Gregory's fourth novel about the civil war begins with Anne's presentation to the newly crowned Edward and the woman he has secretly wed, Elizabeth Woodville.
"She is breathtaking," Gregory writes in Anne's voice. "The most beautiful woman I have ever seen in my life."
But Anne comes to see the queen as her greatest enemy. Her father, angry that Edward heeds his wife rather than the soldier who helped him capture the throne, turns against the king, spurring another rebellion that puts Anne and her sister in ever more harrowing situations.
Anne nearly drowns during a storm at sea, delivers her sister's stillborn child, marries a claimant to the throne who rapes her repeatedly before dying in battle and is held prisoner for her fortune. And that's all before she turns 15.
Rescued by the king's brother Richard, she experiences brief happiness as his wife before family politics consume her. Unable to let go of their father's dream that they should be queens or his jealousy of Elizabeth Woodville, Anne and her sister, Isabel, become increasingly ambitious and paranoid.

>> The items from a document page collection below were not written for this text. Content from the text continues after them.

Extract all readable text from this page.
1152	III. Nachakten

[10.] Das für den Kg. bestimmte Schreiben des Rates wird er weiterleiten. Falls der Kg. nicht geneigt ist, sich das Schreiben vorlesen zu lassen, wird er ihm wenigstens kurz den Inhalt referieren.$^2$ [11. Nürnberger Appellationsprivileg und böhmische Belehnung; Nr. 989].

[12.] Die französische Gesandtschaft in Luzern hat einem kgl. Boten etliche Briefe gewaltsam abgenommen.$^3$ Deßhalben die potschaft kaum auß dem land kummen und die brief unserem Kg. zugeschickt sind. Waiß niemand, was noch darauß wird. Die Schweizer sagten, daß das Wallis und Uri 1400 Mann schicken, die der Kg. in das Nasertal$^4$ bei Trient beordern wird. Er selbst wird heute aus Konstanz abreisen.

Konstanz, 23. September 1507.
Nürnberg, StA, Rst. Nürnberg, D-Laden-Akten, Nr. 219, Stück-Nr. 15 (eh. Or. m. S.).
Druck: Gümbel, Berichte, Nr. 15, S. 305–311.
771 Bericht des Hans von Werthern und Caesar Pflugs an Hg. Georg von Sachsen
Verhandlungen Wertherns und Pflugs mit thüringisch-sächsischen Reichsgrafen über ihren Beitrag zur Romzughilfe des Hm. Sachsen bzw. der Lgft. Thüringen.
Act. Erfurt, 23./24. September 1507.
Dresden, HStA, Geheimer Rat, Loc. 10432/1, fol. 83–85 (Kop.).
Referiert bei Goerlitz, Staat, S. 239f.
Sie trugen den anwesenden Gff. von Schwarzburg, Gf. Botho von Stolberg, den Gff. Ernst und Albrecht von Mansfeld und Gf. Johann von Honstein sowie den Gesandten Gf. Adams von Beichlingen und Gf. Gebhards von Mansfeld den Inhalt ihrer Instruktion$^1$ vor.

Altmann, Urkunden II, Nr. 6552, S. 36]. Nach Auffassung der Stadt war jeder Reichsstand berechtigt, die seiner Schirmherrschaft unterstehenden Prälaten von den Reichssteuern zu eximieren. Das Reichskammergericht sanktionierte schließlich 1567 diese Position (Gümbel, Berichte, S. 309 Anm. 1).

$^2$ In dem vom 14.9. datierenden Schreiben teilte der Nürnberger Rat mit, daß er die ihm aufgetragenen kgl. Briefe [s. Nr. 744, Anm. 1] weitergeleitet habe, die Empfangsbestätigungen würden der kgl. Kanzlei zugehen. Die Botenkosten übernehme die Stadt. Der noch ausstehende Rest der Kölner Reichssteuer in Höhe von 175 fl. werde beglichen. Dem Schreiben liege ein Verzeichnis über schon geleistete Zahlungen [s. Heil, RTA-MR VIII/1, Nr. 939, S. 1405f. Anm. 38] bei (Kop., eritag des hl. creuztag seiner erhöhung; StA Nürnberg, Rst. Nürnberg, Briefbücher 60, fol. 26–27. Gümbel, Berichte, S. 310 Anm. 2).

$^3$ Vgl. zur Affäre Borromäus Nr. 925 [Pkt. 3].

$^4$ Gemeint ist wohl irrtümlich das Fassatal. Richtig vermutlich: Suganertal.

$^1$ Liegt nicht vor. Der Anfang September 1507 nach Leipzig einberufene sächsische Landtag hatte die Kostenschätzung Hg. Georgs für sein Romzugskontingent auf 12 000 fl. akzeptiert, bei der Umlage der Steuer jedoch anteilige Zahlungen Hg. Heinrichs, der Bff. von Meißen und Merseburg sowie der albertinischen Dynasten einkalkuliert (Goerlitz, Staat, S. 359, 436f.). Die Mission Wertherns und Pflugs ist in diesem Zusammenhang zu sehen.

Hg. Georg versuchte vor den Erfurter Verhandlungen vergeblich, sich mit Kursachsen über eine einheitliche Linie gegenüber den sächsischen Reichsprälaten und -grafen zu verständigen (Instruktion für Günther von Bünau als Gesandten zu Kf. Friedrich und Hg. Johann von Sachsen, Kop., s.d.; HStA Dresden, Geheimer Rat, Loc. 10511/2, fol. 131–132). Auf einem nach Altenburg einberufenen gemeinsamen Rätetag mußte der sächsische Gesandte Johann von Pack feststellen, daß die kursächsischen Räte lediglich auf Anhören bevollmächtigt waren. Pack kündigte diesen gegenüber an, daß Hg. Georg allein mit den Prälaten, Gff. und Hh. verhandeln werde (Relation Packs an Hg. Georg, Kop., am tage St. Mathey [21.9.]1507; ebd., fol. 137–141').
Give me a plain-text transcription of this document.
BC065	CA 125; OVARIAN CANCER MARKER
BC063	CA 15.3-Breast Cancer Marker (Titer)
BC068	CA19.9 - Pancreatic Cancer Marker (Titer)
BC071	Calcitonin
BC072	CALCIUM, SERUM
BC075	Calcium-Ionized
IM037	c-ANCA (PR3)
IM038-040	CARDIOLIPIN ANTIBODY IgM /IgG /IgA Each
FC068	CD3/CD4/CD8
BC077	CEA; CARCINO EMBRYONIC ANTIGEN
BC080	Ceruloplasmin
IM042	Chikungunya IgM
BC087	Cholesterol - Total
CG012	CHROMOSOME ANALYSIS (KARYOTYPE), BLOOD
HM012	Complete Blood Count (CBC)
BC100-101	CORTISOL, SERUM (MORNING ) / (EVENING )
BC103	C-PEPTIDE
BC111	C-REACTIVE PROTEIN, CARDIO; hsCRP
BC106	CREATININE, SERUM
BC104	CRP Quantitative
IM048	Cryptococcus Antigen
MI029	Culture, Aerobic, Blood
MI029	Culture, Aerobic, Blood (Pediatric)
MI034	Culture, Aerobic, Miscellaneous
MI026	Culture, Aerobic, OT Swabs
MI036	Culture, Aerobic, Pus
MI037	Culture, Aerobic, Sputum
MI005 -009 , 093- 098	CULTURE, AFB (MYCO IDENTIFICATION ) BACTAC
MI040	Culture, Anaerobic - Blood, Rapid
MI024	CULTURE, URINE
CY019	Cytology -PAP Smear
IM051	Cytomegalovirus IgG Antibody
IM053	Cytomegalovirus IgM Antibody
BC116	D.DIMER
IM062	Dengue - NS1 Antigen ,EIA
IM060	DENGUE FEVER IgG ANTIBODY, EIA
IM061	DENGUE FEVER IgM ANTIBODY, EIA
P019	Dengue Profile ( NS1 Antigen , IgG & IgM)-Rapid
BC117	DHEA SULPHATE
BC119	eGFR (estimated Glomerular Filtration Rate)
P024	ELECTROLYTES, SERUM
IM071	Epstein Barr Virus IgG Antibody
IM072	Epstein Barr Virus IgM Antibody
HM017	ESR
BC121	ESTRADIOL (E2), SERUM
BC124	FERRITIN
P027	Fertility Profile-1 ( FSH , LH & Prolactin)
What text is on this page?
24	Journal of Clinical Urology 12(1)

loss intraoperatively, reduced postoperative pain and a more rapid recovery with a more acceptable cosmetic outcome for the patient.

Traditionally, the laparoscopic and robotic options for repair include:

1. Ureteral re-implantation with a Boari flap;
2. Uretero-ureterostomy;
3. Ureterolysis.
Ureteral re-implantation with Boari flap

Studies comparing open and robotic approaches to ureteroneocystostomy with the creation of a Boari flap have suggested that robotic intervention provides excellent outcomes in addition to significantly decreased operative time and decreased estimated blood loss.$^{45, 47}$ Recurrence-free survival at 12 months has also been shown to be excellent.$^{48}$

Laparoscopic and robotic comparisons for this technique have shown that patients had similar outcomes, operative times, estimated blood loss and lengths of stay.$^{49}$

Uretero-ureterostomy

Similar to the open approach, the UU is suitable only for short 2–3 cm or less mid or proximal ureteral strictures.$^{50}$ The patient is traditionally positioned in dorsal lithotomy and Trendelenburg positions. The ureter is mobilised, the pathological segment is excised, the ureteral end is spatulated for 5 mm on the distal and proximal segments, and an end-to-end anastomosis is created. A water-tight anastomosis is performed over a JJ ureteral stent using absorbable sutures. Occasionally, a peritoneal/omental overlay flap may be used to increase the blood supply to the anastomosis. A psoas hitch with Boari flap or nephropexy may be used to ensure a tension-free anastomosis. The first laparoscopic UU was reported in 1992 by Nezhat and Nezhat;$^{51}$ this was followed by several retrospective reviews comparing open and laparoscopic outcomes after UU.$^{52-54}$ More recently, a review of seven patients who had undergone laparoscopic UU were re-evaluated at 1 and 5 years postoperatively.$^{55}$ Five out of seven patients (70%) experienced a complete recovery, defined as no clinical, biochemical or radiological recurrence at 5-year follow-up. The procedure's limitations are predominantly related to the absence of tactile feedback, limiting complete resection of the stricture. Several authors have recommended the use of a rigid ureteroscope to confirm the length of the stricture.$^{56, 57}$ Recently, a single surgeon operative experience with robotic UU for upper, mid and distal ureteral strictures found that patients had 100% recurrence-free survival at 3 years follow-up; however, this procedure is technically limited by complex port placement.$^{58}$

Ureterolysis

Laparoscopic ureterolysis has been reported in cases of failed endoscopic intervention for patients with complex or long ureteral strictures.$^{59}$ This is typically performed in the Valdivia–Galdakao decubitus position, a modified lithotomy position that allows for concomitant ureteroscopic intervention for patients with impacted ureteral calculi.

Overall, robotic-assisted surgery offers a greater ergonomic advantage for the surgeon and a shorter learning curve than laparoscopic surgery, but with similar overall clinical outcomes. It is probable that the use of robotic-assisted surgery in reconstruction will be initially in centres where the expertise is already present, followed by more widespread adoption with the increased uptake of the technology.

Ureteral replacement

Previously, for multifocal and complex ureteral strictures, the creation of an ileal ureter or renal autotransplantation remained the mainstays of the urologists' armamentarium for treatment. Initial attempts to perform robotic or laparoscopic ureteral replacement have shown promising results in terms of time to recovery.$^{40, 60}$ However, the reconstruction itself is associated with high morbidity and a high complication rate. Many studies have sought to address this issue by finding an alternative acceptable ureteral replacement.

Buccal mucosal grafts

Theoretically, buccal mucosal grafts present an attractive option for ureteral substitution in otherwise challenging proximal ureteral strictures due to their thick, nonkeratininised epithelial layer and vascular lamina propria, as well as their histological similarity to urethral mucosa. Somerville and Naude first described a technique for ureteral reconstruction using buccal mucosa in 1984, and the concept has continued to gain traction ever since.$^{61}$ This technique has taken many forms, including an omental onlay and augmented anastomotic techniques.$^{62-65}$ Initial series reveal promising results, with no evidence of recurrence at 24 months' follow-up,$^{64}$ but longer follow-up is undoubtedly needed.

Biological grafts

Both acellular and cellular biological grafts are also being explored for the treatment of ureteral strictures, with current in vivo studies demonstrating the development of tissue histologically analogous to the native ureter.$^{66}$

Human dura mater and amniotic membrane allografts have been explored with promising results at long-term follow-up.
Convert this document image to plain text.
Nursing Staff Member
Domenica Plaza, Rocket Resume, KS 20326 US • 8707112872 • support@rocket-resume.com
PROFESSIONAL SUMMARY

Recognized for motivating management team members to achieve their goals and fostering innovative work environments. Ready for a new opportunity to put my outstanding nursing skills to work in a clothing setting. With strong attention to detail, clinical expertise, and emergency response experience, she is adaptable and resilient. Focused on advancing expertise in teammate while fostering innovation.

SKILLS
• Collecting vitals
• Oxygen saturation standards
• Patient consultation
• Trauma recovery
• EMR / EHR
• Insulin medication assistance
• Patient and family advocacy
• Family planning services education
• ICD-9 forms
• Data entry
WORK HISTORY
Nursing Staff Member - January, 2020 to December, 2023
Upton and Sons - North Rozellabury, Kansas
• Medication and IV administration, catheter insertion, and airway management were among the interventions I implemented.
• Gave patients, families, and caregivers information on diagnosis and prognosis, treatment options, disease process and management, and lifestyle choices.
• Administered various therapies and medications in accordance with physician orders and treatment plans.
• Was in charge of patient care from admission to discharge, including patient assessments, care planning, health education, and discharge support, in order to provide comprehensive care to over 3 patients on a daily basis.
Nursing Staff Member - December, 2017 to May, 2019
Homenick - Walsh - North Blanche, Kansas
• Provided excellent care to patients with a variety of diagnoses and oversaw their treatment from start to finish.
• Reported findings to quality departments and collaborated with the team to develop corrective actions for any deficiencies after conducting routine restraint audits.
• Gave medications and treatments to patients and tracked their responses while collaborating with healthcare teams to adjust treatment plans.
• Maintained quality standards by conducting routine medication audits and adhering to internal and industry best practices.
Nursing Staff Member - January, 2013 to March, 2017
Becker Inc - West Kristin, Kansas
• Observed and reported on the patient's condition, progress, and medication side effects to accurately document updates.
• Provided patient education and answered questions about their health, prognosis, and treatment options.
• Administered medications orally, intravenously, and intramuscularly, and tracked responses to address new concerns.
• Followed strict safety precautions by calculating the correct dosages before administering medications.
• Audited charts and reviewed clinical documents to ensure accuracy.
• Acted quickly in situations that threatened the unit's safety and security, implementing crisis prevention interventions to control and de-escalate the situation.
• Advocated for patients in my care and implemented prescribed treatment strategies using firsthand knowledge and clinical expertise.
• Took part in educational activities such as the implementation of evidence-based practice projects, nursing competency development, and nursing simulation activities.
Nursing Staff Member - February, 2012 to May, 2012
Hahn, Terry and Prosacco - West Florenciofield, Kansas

Isabel's death, followed by that of her son, leaves Anne certain Elizabeth is poisoning her family. When Edward dies, she pushes Richard to take the throne, only to find that being queen holds no reassurance. When their son dies, Anne expects to be next.
The Cousins' War, better known in the U.S. as the War of the Roses, provides a rich setting for drama with its endless plots and conniving courtiers. Still, with three novels covering essentially the same historical events under her belt, one might expect Gregory to run out of steam.
There's no sign of that in "The Kingmaker's Daughter." On its own, it is a tragic tale of bad parenting, with Anne and Isabel cowed by their father and molded by his prejudices. But their growing paranoia is rendered truly insane only when this novel is paired with the first in the series, "The White Queen," which is told from Elizabeth's perspective.
Faithful readers know the queen felt only pity for the girls loved for their money and sacrificed for their father's ambitions. As Anne misinterprets every kind gesture and friendly smile, "The Kingmaker's Daughter" shows how violently expectation can override reality, leading to tragedy. Only at the end does Anne realize the true persecution she experienced was in her own mind.
The other two novels in the series, "The Red Queen" and "The Lady of the Rivers," look at the war from the perspective of the winning "queen," Margaret Beaufort, and Elizabeth's mother, a lady-in-waiting to Henry VI's queen. With four of the most influential women of the time now covered, fans must be wondering, is this the end? And if not, who's next?